Winderlich, Biar and Alexander accused me of offering unlawful benefits to Charles Sturt councillors in return for the St Clair land swap. They allege that two witnesses claimed that one councillor was offered a position as a chair of a council committee if he rejoined the ALP. During the inquiry this turned into just one witness, Councillor Robert Grant. The alleged offer was years before the land swap was ever thought of and he had no direct evidence that the offer had been made. It was conjecture. They went on:

One councillor who had opposed the land swap recently changed his vote late in the piece. Residents assert that this was because he had been promised Mr Atkinson's support for a Labor seat.

It is my assessment, Madam Deputy Speaker, that the St Clair land swap was driven by the council staff, not the state Labor government or the elected members. If the Save St Clair campaign had grasped this, they would have been far more effective in their campaign than they have been, and I note that they have just withdrawn their final court action against the government.

Moreover, had Save St Clair been privy to the debate within the Rann cabinet about the controversy, they would have given the cabinet a means of dignified retreat, rather than resort to criminal defamation. How senior Charles Sturt council staff must have laughed behind their hands as they saw Save St Clair barking up the wrong trees, but they laughed no more when Cyclone Kirsten hit them in November 2010.

The land swap was carried by a big majority in late 2009, and the subsequent change of Councillor Brian Massey's vote from a vote against to a vote for was of no consequence. He is now living with his wife and children in Dernancourt, following his professional vocation, no longer an ALP member; indeed, a Liberal Party member who worked on a Davenport polling booth. We enjoyed reminiscing about these falsehoods, as we did at Woodville Oval on Sunday at the game against Sturt. Oh that preselection for a safe seat could be obtained so cheaply.

Winderlich, Biar, Alexander and the Ridleyton woman said that I and members of my staff had been the subject of four complaints to the police, that the Ridleyton woman had been photographed in a public place by someone whom she recognised as working for the Attorney-General's Department in Port Adelaide.
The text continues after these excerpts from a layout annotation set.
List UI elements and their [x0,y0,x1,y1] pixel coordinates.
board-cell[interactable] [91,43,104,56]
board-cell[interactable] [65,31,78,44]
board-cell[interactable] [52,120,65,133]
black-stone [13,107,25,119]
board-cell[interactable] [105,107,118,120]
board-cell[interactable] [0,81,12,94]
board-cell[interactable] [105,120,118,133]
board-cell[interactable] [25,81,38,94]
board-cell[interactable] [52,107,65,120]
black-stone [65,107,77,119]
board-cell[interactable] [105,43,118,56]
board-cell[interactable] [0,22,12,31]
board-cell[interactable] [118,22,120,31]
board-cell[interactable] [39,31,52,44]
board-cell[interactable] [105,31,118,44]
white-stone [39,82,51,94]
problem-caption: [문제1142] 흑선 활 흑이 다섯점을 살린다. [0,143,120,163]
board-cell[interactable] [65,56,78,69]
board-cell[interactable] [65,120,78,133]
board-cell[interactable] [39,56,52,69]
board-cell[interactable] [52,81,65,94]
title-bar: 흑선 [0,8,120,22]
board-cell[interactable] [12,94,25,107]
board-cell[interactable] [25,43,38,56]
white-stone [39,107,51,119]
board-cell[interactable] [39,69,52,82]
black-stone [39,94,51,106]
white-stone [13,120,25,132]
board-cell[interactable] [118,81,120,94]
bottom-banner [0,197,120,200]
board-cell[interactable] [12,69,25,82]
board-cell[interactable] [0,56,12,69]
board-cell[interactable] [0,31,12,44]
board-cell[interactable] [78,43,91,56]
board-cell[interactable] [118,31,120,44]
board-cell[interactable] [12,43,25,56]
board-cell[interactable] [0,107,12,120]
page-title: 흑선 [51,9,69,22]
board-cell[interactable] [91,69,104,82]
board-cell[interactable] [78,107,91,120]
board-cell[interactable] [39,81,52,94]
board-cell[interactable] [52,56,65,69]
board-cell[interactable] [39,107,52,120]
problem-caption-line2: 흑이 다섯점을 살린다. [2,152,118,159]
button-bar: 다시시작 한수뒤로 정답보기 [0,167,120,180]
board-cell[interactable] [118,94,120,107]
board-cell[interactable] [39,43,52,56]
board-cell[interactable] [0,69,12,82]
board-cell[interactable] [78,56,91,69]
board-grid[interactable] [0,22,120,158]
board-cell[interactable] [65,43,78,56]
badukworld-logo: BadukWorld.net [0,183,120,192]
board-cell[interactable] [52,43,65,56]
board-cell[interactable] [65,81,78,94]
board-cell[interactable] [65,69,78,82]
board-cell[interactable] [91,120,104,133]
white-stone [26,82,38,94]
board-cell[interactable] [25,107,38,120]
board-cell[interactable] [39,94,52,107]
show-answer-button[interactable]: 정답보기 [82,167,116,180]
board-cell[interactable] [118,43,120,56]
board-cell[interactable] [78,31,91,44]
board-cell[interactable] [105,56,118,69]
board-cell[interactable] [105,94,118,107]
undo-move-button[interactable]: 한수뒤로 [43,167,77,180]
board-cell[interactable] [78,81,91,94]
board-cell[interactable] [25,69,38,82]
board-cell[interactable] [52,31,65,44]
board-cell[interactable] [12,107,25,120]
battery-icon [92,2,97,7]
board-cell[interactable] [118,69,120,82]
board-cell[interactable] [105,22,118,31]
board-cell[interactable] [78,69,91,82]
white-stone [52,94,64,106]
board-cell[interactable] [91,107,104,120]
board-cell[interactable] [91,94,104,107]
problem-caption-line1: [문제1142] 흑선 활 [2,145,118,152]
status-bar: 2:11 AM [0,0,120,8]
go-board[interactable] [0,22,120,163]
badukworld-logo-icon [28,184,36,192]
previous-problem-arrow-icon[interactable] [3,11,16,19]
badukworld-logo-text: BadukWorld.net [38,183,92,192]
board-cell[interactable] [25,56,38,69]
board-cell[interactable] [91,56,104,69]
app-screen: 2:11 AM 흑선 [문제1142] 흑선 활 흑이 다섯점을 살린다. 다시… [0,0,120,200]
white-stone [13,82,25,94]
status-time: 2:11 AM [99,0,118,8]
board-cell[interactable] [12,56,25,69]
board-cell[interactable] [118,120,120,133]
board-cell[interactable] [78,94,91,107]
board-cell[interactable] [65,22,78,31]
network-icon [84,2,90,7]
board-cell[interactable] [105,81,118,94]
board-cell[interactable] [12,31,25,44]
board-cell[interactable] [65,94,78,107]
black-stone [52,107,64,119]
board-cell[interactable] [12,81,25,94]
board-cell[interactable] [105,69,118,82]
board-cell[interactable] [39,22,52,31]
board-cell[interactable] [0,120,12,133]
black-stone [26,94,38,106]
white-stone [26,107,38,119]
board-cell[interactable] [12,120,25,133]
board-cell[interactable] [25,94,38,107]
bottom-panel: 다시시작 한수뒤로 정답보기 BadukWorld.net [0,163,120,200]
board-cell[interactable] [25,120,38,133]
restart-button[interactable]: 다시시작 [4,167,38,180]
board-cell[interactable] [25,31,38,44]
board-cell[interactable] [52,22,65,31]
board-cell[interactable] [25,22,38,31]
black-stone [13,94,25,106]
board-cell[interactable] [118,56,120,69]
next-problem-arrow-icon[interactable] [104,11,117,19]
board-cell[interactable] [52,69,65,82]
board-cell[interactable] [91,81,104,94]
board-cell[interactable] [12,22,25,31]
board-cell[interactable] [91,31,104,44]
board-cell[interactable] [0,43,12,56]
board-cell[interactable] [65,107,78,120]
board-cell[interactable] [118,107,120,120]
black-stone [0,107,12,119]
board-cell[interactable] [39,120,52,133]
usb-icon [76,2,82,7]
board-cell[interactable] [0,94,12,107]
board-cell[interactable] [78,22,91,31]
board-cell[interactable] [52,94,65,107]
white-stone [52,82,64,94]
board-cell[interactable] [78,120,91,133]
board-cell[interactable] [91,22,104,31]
It is odd that someone I hardly knew and whose presence I had not been in for five years and with whom I had not communicated for the five years to 2009, since I declined an unsolicited invitation to her wedding, should say that she feels threatened by me. Winderlich, Alexander, Biar and the Ridleyton woman know that mud sticks.

Winderlich, Alexander, Biar and the Ridleyton woman went on to allege that I or persons associated with me had pulled down the Charles Sturt ratepayers and residents online forum, hacked the site, damaged the administrator's property, and the Ridleyton woman commented in the speech, 'It's just creepy.' Among my other crimes were 'running counter-pamphlets when our pamphlets were just coming out.' Mrs Alexander and Save St Clair characterised anyone who disagreed with them as corrupt and the disagreement as ICAC-able.

From 2009, public debate in South Australia was coarsened by some of those opposed to the Rann government expressing their disagreement in a formulaic accusation of corruption. As a result of the Winderlich, Alexander, Biar speech and the enthusiasm of the Hon. Michelle Lensink and the Hon. David Ridgway for these allegations, an Ombudsman's inquiry was launched that had the powers of a royal commission, lasted two years and cost taxpayers and ratepayers about $750,000. None of the allegations was proved. Worse, no evidence was offered to support any of the allegations. It was the principal finding of the Ombudsman's inquiry that the threshold St Clair land swap vote on 9 November 2009 was taken without any influence from me, let alone improper or undue influence.

At the recent Charles Sturt council election, Councillor Angela Keneally defeated Mayor Kirsten Alexander 13,483 votes to 10,307. Kirsten Alexander demanded a recount, and this was not granted by the Electoral Commissioner. Kirsten Alexander has since made serious allegations of electoral fraud without the slightest substratum of fact and has been appealing on social media in vain for readers to give her examples of it. Her allegations of electoral fraud bear resemblance to those of her political allies, Mark Aldridge and Jim Jacobsen. The technique here is to make the serious allegations first and then wait for evidence to sustain it to emerge.

Angela Keneally's campaign relied on suburb-specific letters, starting with dot points of the local issues residents of those suburbs had raised with her. The letters then shifted to generic paragraphs about her and finished with a paragraph about the future of the suburbs and expressing the wish that she would be a mayor for that suburb. In the ward where I live, Woodville, Oanh Nguyen was re-elected with a convincing 37.4 per cent, or 1,117 votes, in a record eight-candidate field. Her posters were, as we expected, spray-painted, adorned with defamatory slogans and torn down, while those of another candidate, Save St Clair's Lenny Brown of Belmore Terrace, Woodville, were left unharmed on the adjacent pole.

Save St Clair's veteran protester and veteran white supremacist, Robert Brown, has picketed my office and my street corner meetings for the past five years, expressing his opinion that the White Australia policy was an excellent policy, that Labor was allowing the western suburbs to become 'a dumping ground for Africans and Asians and that the government should ban all Indian immigration. Members may have seen him waving his National Action flag and placing placards on the steps of Parliament House.

Councillor Bob Grant, who had been on council for 27 years, saw his vote reduced from 1,097 in 2010 to 591 at this election. Madam Deputy Speaker, I hope to continue my remarks on another occasion.

The DEPUTY SPEAKER: It would be normal, sir, to grant you an extension of time if the standing orders allowed it, but they do not.